Confessions of a thief!
Story books and more story books! That's what I loved to read when I was a kid. My parents would be pleased when they found me absorbed in the history text-book but, unknown to them, there would be a book within a book - a story book neatly concealed in the folds of the history book!
There was a major obstacle which stood between me and story books. Money! Where was I to get money to buy story books? My parents wouldn't hear of it. There were no libraries for children's books nearby. So the only way out was to beg, borrow, and yes, steal!
Partho, my next-door neighbour, was almost my age and his love for story books was more intense than mine.
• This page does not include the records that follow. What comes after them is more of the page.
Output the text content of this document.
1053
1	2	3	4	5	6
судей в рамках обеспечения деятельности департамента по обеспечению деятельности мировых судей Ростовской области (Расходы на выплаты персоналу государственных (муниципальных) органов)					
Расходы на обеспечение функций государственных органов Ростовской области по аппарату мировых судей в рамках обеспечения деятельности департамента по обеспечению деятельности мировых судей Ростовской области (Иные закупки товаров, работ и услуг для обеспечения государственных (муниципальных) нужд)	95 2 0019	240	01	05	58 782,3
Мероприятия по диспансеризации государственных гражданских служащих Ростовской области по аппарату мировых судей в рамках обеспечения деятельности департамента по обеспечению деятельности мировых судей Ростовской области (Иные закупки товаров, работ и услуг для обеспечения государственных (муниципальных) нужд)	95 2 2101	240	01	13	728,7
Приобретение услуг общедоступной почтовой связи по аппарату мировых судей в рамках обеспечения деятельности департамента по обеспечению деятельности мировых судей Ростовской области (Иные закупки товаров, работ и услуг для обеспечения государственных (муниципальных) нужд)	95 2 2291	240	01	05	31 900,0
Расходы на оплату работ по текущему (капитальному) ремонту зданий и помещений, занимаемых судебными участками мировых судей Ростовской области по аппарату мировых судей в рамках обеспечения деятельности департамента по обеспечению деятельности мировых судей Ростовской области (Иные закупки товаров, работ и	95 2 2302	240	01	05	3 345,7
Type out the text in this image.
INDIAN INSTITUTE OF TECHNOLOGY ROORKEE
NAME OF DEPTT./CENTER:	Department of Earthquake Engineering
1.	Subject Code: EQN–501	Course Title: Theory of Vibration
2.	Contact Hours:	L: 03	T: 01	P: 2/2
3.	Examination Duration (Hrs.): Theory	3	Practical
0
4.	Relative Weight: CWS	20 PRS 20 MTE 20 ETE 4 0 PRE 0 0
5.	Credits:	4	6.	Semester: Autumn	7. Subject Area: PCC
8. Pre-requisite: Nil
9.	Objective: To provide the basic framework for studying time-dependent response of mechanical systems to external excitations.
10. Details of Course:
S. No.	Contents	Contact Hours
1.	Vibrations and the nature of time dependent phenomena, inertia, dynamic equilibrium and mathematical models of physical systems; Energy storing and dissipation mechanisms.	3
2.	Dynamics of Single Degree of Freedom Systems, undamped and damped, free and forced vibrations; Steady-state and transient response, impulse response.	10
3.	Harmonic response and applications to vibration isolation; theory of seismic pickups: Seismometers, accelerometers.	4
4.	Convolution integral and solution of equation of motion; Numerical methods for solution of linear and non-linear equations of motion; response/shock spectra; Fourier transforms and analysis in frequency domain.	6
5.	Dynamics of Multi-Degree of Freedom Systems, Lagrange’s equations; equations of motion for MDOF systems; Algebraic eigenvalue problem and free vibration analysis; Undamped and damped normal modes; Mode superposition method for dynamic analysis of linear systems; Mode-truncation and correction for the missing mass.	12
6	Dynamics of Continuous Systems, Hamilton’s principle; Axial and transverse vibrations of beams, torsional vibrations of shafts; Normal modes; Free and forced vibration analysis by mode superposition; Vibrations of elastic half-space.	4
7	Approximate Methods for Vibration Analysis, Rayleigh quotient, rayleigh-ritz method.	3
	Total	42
Partho seemed to have discovered a magical well from where he regularly drew out some book or the other. He lent me the books after he had read them.
One day Partho lent me a book which was completely in tatters. The pages had come off and the cover had met an early death. Who cares! As long as all the pages were there and I could read it, everything was fine. The book was an absorbing one.
Quite unlike him, Partho seemed to have forgotten about the book. This caused my darker self to come to the fore. I wanted to keep it as my own! But Partho visited my home every day; so, I had to hide it. The book was an eye-sore owing to its tattered condition. It needed some beauty treatment first. I spent an hour gluing the pages properly; found a stiff cardboard and cut two rectangles of the size of the book for the front and back covers and wrapped them up with colorful paper. A cloth piece served as a good spine. It was hard work, but the result was worth it.
Where to hide it? Kitchen - the ideal hideout! Partho wouldn't peek into the kitchen. So, under the mass of vessels went the book and I heaved a sigh of relief like thieves do after they had disposed of the booty. Let Partho come now!
And Partho came in the evening. Just then mother came out of the kitchen holding the book. "I found this underneath the vessels," she said.
"What book is it?" Partho asked and took it from her. "Hey, I have been looking for this book all over," he said.
Good thieves are good liars! "The book was torn to such an extent that I thought I must bind it," I said. "I had kept the book under heavy vessels to dry and set properly."
"Gee! Thanks," Partho said. This was perhaps the first time in criminal history that a thief was being thanked! Partho left with the book.
I glared at mother; I could not tell her the truth. Imagine your own mother giving you away! But I think I must thank her; she had saved me from committing a crime.